Lest I be too harsh, AKSE is not the only place that defaults to mediocrity due to inability to engage the most capable baalebatim.  yutorah.org presented a wonderful symposium recently on this reality that has pervaded many synagogues.

http://www.yutorah.org/lectures/lecture.cfm/773422/Dr_David_Pelcovitz/Leadership_Influence_and_Professionalism__

There are entrepreneurs and there are corporate system managers.  There are people who work with what is there and there are people whose talent is to pursue what might be.  All four are not only needed for a place to thrive but all four need to be valued to for what they bring to the composite.  That has not been the case at AKSE for some time.  There are only two entrepreneurial visionaries which may be what is needed but the most capable third got lopped off.  There is no outreach to legitimate talent that would prefer to stand outside the tent and pee in.  As annoying as they sometimes are, or maybe more accurately as we sometimes are, they protect you from a course of mediocrity misrepresented as pseudoexcellence.  Increasingly AKSE has not been a place that justifies the benefits of laytzanos.  Its results reflect that.  Nobody puts themselves out to read more than a shlish of Torah or a haftarah that was not their Bar Mitzvah portion.  It is dominated by functionaries who fill slots in schedules.  They get filled but nobody gets the satisfaction inherent in meeting a new challenge.

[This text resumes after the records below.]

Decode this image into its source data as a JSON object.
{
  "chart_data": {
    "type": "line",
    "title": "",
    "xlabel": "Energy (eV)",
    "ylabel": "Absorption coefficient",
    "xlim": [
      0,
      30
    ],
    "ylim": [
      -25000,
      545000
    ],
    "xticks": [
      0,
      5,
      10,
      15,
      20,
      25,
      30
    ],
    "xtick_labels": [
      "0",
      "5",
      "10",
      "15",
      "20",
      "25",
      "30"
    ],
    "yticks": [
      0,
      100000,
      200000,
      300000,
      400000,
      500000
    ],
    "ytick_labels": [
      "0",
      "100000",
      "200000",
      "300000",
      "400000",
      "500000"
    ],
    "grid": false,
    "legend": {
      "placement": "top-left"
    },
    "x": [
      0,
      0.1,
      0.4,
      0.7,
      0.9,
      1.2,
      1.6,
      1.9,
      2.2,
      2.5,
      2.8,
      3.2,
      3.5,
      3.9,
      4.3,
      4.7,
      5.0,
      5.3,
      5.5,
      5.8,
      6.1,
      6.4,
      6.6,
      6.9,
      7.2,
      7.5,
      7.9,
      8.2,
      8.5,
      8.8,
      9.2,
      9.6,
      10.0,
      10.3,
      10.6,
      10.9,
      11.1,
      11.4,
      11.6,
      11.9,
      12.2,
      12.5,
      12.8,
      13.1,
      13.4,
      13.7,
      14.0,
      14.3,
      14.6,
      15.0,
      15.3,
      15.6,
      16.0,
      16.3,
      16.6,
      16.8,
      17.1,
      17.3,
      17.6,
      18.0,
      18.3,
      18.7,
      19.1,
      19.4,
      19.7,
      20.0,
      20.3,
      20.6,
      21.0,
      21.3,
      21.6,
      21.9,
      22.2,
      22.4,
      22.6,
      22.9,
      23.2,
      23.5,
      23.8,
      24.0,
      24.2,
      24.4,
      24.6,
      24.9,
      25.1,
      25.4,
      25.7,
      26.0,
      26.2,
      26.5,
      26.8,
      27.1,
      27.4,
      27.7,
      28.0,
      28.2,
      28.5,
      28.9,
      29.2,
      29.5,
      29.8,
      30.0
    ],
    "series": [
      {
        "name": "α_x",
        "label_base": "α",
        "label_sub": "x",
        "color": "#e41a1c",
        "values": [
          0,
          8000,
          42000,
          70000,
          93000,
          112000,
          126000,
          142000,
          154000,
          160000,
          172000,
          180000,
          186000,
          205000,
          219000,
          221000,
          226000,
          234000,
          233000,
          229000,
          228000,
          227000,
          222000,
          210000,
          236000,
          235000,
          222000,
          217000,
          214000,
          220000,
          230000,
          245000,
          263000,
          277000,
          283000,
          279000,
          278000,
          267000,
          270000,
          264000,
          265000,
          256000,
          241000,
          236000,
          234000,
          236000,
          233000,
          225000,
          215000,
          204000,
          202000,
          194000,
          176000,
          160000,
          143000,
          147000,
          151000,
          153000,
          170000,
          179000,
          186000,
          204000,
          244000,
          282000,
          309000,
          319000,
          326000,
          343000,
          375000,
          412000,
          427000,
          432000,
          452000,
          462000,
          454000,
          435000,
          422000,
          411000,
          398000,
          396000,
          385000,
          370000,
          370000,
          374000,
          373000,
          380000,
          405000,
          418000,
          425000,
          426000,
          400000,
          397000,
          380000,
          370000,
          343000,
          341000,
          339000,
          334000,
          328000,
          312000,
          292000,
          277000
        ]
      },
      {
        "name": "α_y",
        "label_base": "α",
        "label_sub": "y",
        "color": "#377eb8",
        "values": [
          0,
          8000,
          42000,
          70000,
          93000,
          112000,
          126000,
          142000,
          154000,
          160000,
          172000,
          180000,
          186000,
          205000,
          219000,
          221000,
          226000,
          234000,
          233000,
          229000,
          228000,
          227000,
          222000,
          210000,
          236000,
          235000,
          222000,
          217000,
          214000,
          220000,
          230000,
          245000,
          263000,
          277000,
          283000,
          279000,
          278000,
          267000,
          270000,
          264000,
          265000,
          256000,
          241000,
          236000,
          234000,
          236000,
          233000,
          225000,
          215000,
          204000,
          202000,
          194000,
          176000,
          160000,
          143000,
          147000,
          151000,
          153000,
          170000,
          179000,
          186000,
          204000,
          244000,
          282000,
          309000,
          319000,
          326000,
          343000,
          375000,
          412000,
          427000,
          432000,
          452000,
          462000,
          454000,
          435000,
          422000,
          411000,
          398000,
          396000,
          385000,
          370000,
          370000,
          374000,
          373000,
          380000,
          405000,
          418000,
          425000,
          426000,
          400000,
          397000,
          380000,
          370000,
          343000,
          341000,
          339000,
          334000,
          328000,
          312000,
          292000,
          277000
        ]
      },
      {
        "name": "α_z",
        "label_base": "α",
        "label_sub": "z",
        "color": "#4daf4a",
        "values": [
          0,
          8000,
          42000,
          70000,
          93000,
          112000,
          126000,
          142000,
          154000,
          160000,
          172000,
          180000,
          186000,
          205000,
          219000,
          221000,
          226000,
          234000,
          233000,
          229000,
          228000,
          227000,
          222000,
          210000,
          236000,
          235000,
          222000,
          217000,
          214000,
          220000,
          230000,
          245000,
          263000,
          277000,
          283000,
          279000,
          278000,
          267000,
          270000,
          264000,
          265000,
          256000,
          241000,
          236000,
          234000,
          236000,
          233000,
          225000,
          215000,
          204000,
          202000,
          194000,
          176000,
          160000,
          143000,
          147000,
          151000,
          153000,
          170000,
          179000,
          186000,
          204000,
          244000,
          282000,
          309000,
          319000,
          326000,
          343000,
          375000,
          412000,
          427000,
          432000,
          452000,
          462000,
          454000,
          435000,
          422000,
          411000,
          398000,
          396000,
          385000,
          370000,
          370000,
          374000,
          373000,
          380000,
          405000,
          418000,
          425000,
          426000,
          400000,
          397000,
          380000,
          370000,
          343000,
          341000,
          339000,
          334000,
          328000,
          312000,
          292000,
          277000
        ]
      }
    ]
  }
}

A dearth of baalebatim may have infused much of the Jewish world, one in which people increasingly seem rewarded more for their loyalty than their ability.  There really are people of ability around pursuing the things that challenge and satisfy them.  The Jewish organizational world, AKSE among them, has just accepted less than it could have had.  Unfortunately projects like the Nominating Committee functioning as a Telephone Tree for the President when it should be an analytical body assessing what different people can do to make AKSE a more attractive place reinforce the impression that other forums value talent, energy, and diversity more.